The financial risk of the company is monitored and analysed on a continuous basis. Financial risk includes credit risk, liquidity risk and interest rate risk. Credit risk mainly consists of accounts receivable. This risk is considered to be small, since the company has good collection routines. Net losses on claims have been stable for many years and there is no reason to believe that this will change substantially. Liquidity risk is considered to be low, since the liquidity flow to the company is stable and predictable. Interest rate risk is considered to be limited. The company currently has an interest-bearing mortgage loan of NOK 379 million, of which the amount of NOK 400 million is hedged through interest rate swap agreements. In addition to the mortgage loan, comes the utilized share of the drawing rights that will vary considerably during the year. The Foundation’s equity decreased to NOK 838.8 million in 2020. An estimated deviation related to the pension scheme contributed to a reduction of NOK 212.5 million. On the balance sheet date, the remaining debt amounts to NOK 437.3 million including NOK 58.3 million of utilized drawing rights. The Foundation has entered into a new five-year loan agreement with DNB. On the balance sheet date, the Foundation meets the lender’s requirement for covenant. In accordance with Section 3-3 a of the Norwegian Accounting Act, we confirm that the going concern assumptions have been met.
High quality in education and research
In 2020 the number of departments at BI was increased from eight to nine through the establishment of a new department in the area of computer science and analysis. This took place at the same time as BI established a separate research centre in cooperation with Simula. Knowledge in the field of data science and research methods related to programming, machine learning and data visualization is in high demand among employers and students. The Board is keen to follow this development, since this project will undoubtedly strengthen the school’s capacity, competence, and programmes and courses in the fields of data science and business analysis.
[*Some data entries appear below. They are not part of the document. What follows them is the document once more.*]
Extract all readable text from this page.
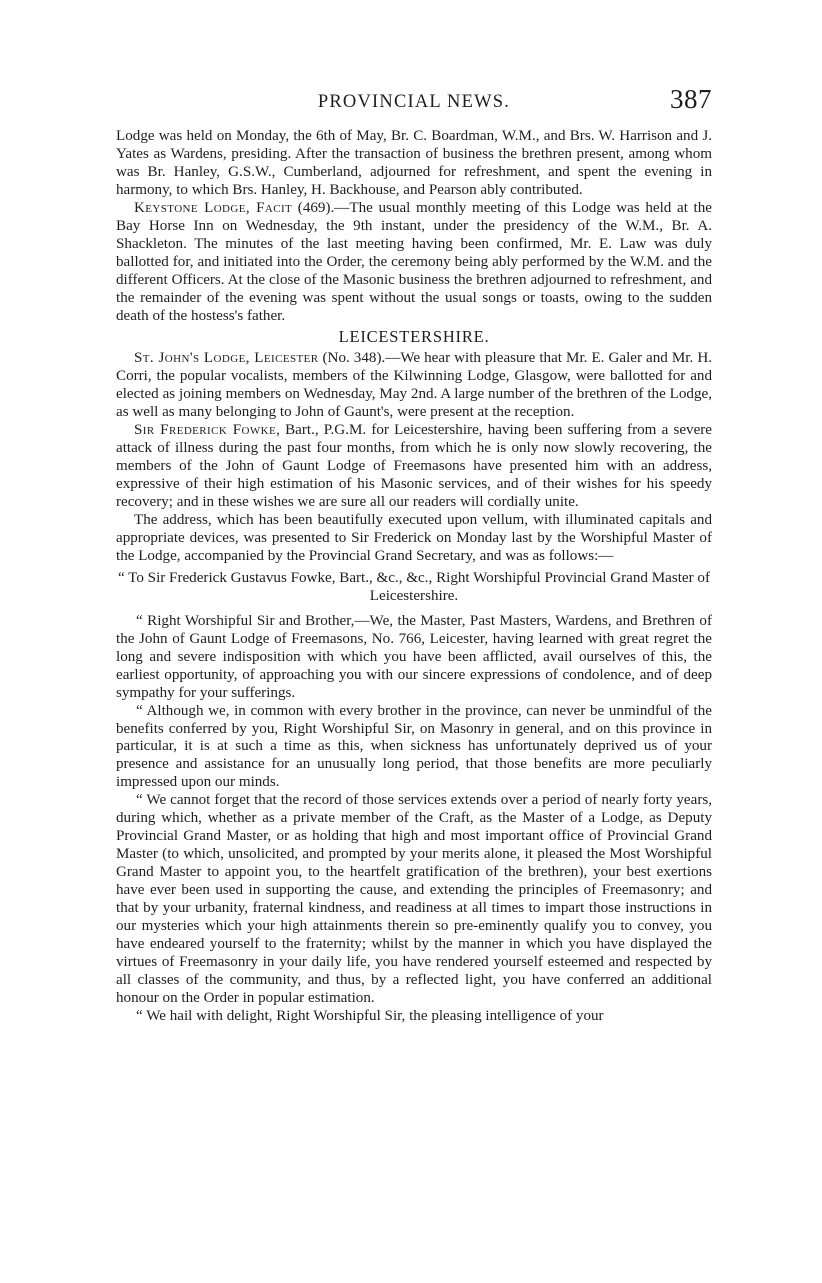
PROVINCIAL NEWS.	387

Lodge was held on Monday, the 6th of May, Br. C. Boardman, W.M., and Brs. W. Harrison and J. Yates as Wardens, presiding. After the transaction of business the brethren present, among whom was Br. Hanley, G.S.W., Cumberland, adjourned for refreshment, and spent the evening in harmony, to which Brs. Hanley, H. Backhouse, and Pearson ably contributed.

Keystone Lodge, Facit (469).—The usual monthly meeting of this Lodge was held at the Bay Horse Inn on Wednesday, the 9th instant, under the presidency of the W.M., Br. A. Shackleton. The minutes of the last meeting having been confirmed, Mr. E. Law was duly ballotted for, and initiated into the Order, the ceremony being ably performed by the W.M. and the different Officers. At the close of the Masonic business the brethren adjourned to refreshment, and the remainder of the evening was spent without the usual songs or toasts, owing to the sudden death of the hostess's father.

LEICESTERSHIRE.

St. John's Lodge, Leicester (No. 348).—We hear with pleasure that Mr. E. Galer and Mr. H. Corri, the popular vocalists, members of the Kilwinning Lodge, Glasgow, were ballotted for and elected as joining members on Wednesday, May 2nd. A large number of the brethren of the Lodge, as well as many belonging to John of Gaunt's, were present at the reception.

Sir Frederick Fowke, Bart., P.G.M. for Leicestershire, having been suffering from a severe attack of illness during the past four months, from which he is only now slowly recovering, the members of the John of Gaunt Lodge of Freemasons have presented him with an address, expressive of their high estimation of his Masonic services, and of their wishes for his speedy recovery; and in these wishes we are sure all our readers will cordially unite.

The address, which has been beautifully executed upon vellum, with illuminated capitals and appropriate devices, was presented to Sir Frederick on Monday last by the Worshipful Master of the Lodge, accompanied by the Provincial Grand Secretary, and was as follows:—

“ To Sir Frederick Gustavus Fowke, Bart., &c., &c., Right Worshipful Provincial Grand Master of Leicestershire.

“ Right Worshipful Sir and Brother,—We, the Master, Past Masters, Wardens, and Brethren of the John of Gaunt Lodge of Freemasons, No. 766, Leicester, having learned with great regret the long and severe indisposition with which you have been afflicted, avail ourselves of this, the earliest opportunity, of approaching you with our sincere expressions of condolence, and of deep sympathy for your sufferings.

“ Although we, in common with every brother in the province, can never be unmindful of the benefits conferred by you, Right Worshipful Sir, on Masonry in general, and on this province in particular, it is at such a time as this, when sickness has unfortunately deprived us of your presence and assistance for an unusually long period, that those benefits are more peculiarly impressed upon our minds.

“ We cannot forget that the record of those services extends over a period of nearly forty years, during which, whether as a private member of the Craft, as the Master of a Lodge, as Deputy Provincial Grand Master, or as holding that high and most important office of Provincial Grand Master (to which, unsolicited, and prompted by your merits alone, it pleased the Most Worshipful Grand Master to appoint you, to the heartfelt gratification of the brethren), your best exertions have ever been used in supporting the cause, and extending the principles of Freemasonry; and that by your urbanity, fraternal kindness, and readiness at all times to impart those instructions in our mysteries which your high attainments therein so pre-eminently qualify you to convey, you have endeared yourself to the fraternity; whilst by the manner in which you have displayed the virtues of Freemasonry in your daily life, you have rendered yourself esteemed and respected by all classes of the community, and thus, by a reflected light, you have conferred an additional honour on the Order in popular estimation.

“ We hail with delight, Right Worshipful Sir, the pleasing intelligence of your
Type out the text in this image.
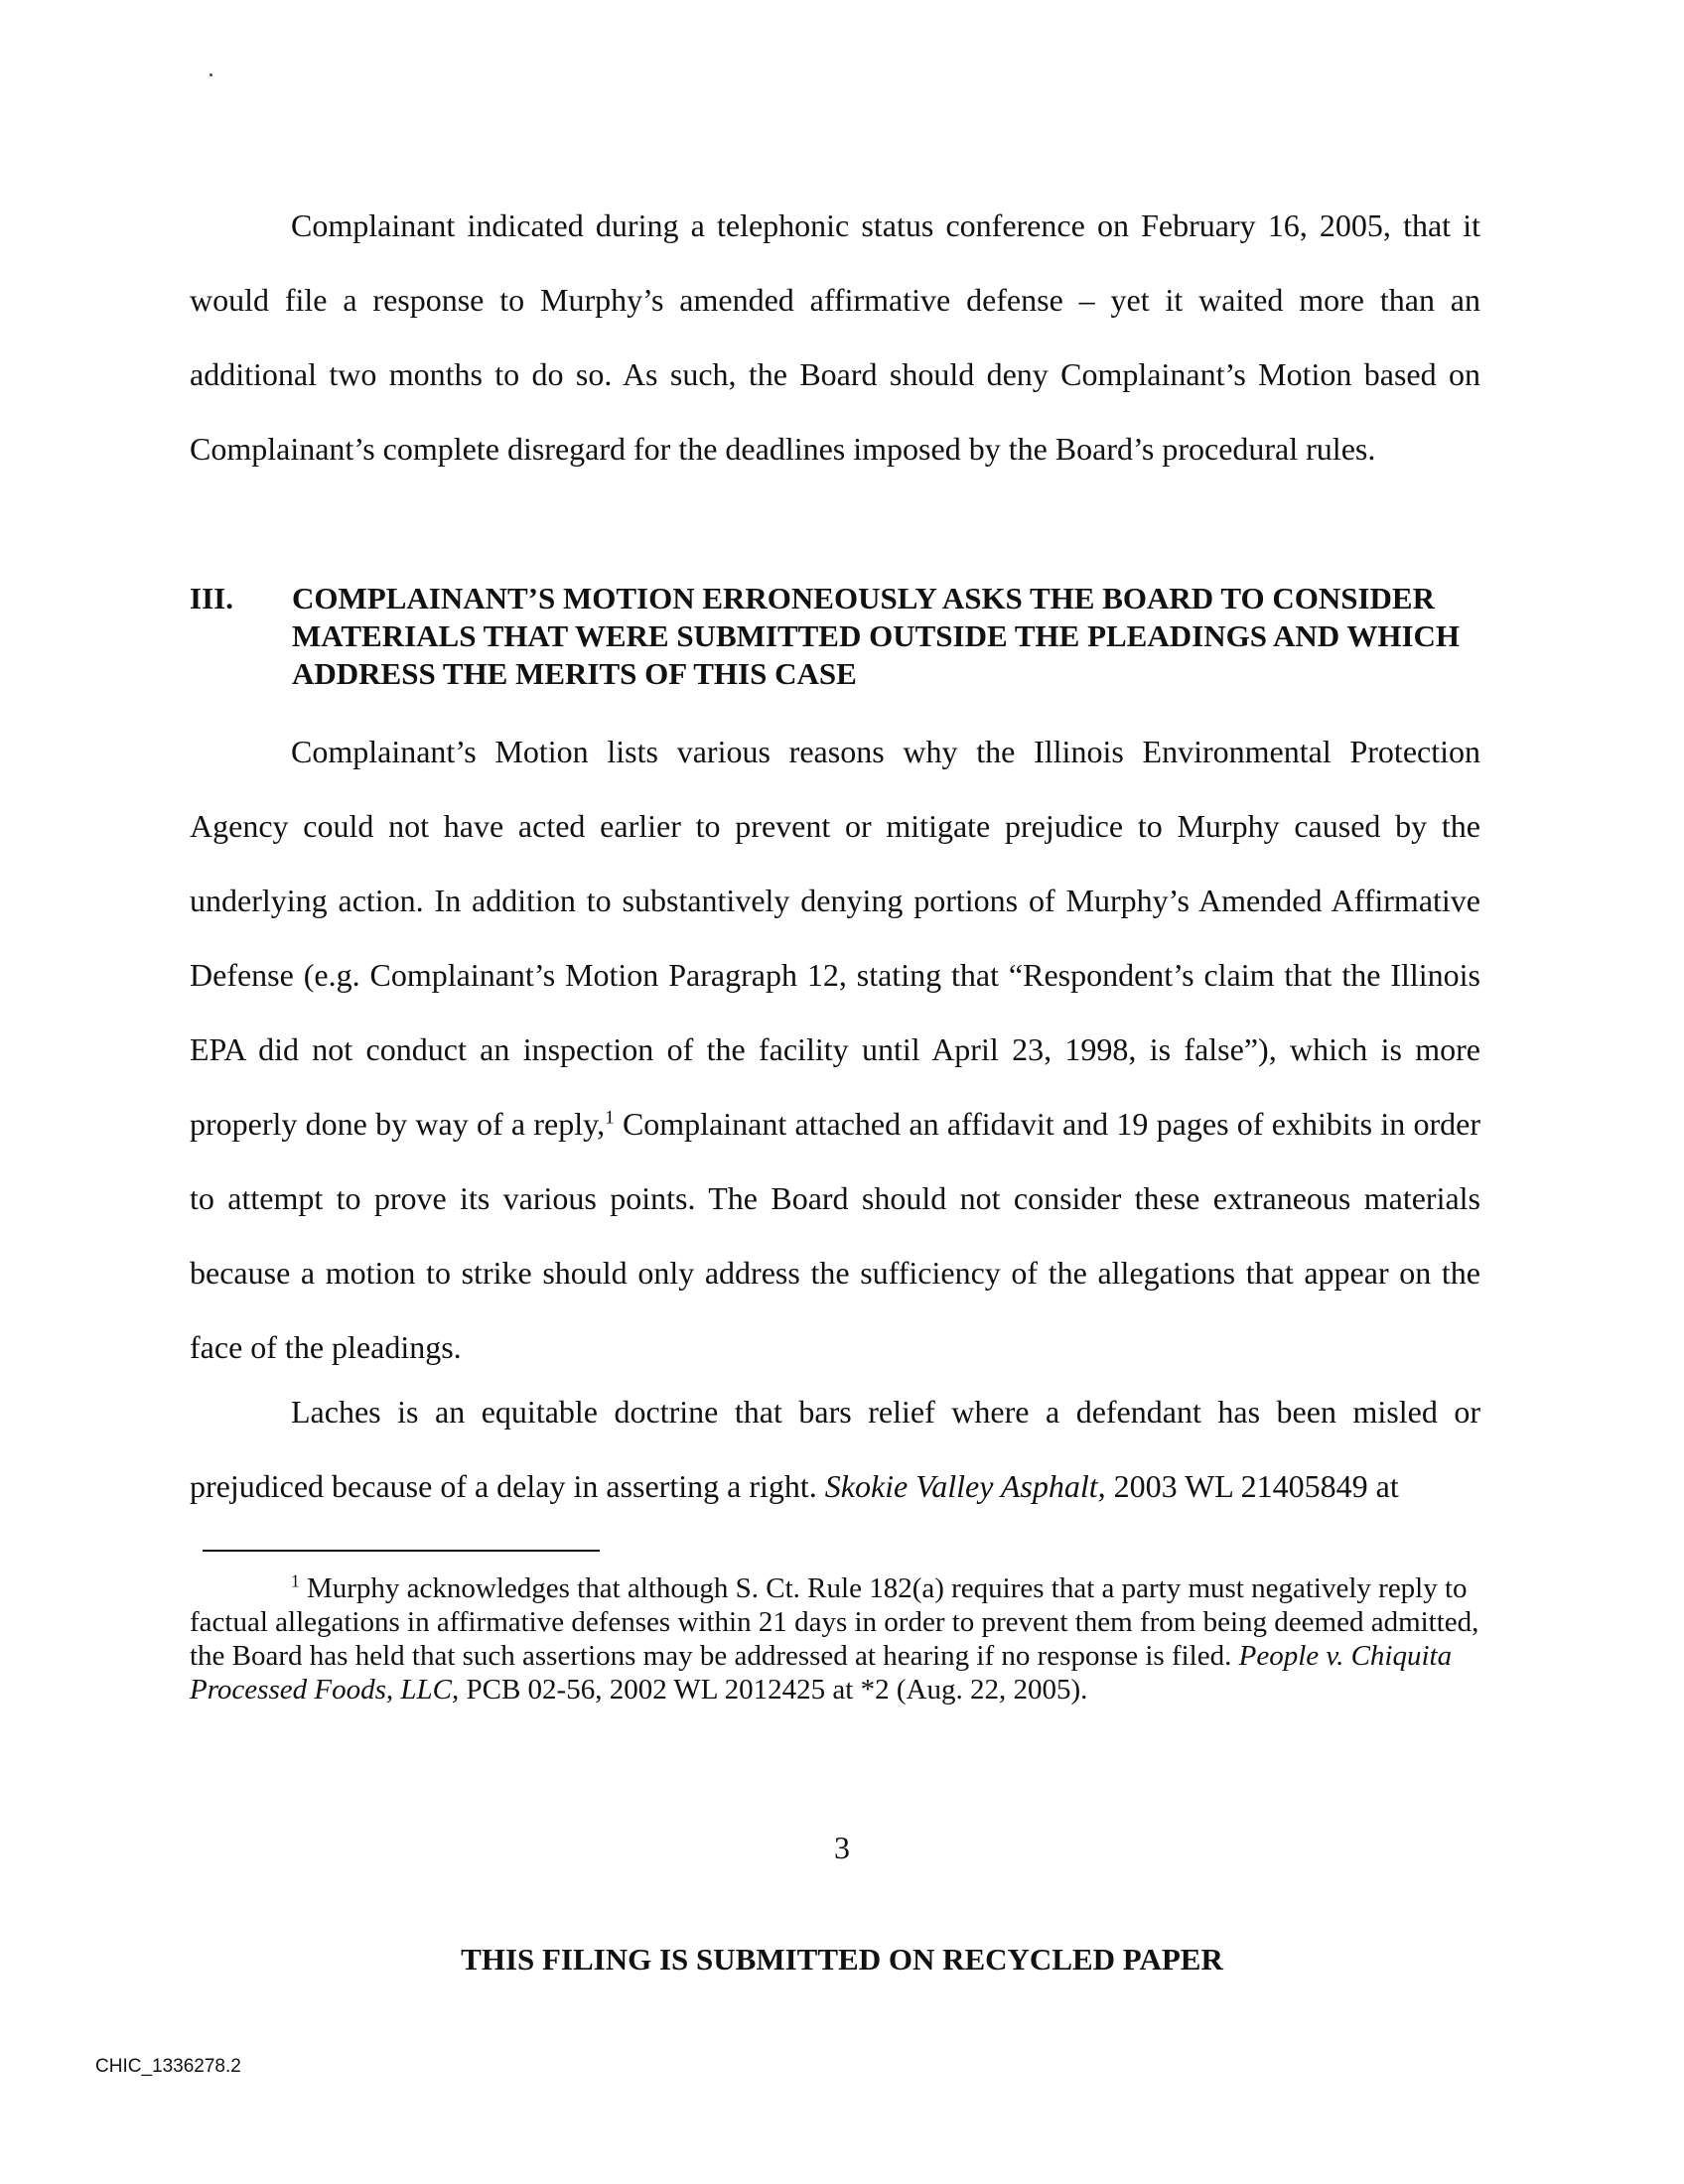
Complainant indicated during a telephonic status conference on February 16, 2005, that it would file a response to Murphy’s amended affirmative defense – yet it waited more than an additional two months to do so. As such, the Board should deny Complainant’s Motion based on Complainant’s complete disregard for the deadlines imposed by the Board’s procedural rules.

III.	COMPLAINANT’S MOTION ERRONEOUSLY ASKS THE BOARD TO CONSIDER MATERIALS THAT WERE SUBMITTED OUTSIDE THE PLEADINGS AND WHICH ADDRESS THE MERITS OF THIS CASE

Complainant’s Motion lists various reasons why the Illinois Environmental Protection Agency could not have acted earlier to prevent or mitigate prejudice to Murphy caused by the underlying action. In addition to substantively denying portions of Murphy’s Amended Affirmative Defense (e.g. Complainant’s Motion Paragraph 12, stating that “Respondent’s claim that the Illinois EPA did not conduct an inspection of the facility until April 23, 1998, is false”), which is more properly done by way of a reply,$^1$ Complainant attached an affidavit and 19 pages of exhibits in order to attempt to prove its various points. The Board should not consider these extraneous materials because a motion to strike should only address the sufficiency of the allegations that appear on the face of the pleadings.

Laches is an equitable doctrine that bars relief where a defendant has been misled or prejudiced because of a delay in asserting a right. Skokie Valley Asphalt, 2003 WL 21405849 at

$^1$ Murphy acknowledges that although S. Ct. Rule 182(a) requires that a party must negatively reply to factual allegations in affirmative defenses within 21 days in order to prevent them from being deemed admitted, the Board has held that such assertions may be addressed at hearing if no response is filed. People v. Chiquita Processed Foods, LLC, PCB 02-56, 2002 WL 2012425 at *2 (Aug. 22, 2005).

3
THIS FILING IS SUBMITTED ON RECYCLED PAPER
CHIC_1336278.2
In accordance with the strategy, BI recruited a number of scientific staff with an international background in the past year. They have all demonstrated great research potential and results. In 2020 the academic staff with an international background amounted to 35 per cent.
The Board is pleased to notice that BI’s researchers continue the positive development regarding scientific publications, particularly the number of publications in so-called ABS4* and ABS4 journals. These are the journals with top ranking and the highest recognition in their disciplines. The pandemic resulted in an expected decline in the share of externally funded research projects, for which the total turnover amounted to NOK 31 million in 2020 as against NOK 37.2 million in the previous year. For 2021, the Board expects an increase in externally funded research, due to an increased focus, strengthened research administration support, and substantial activity in the area in 2020.
The Board considers the merger of the library and the LearningLab into the new Library and Learning Centre as successful. The Learning Centre has played a very important part in the work on arranging for digital teaching by offering systematic pedagogical training and practical support to BI’s academic staff during a critical phase of the pandemic.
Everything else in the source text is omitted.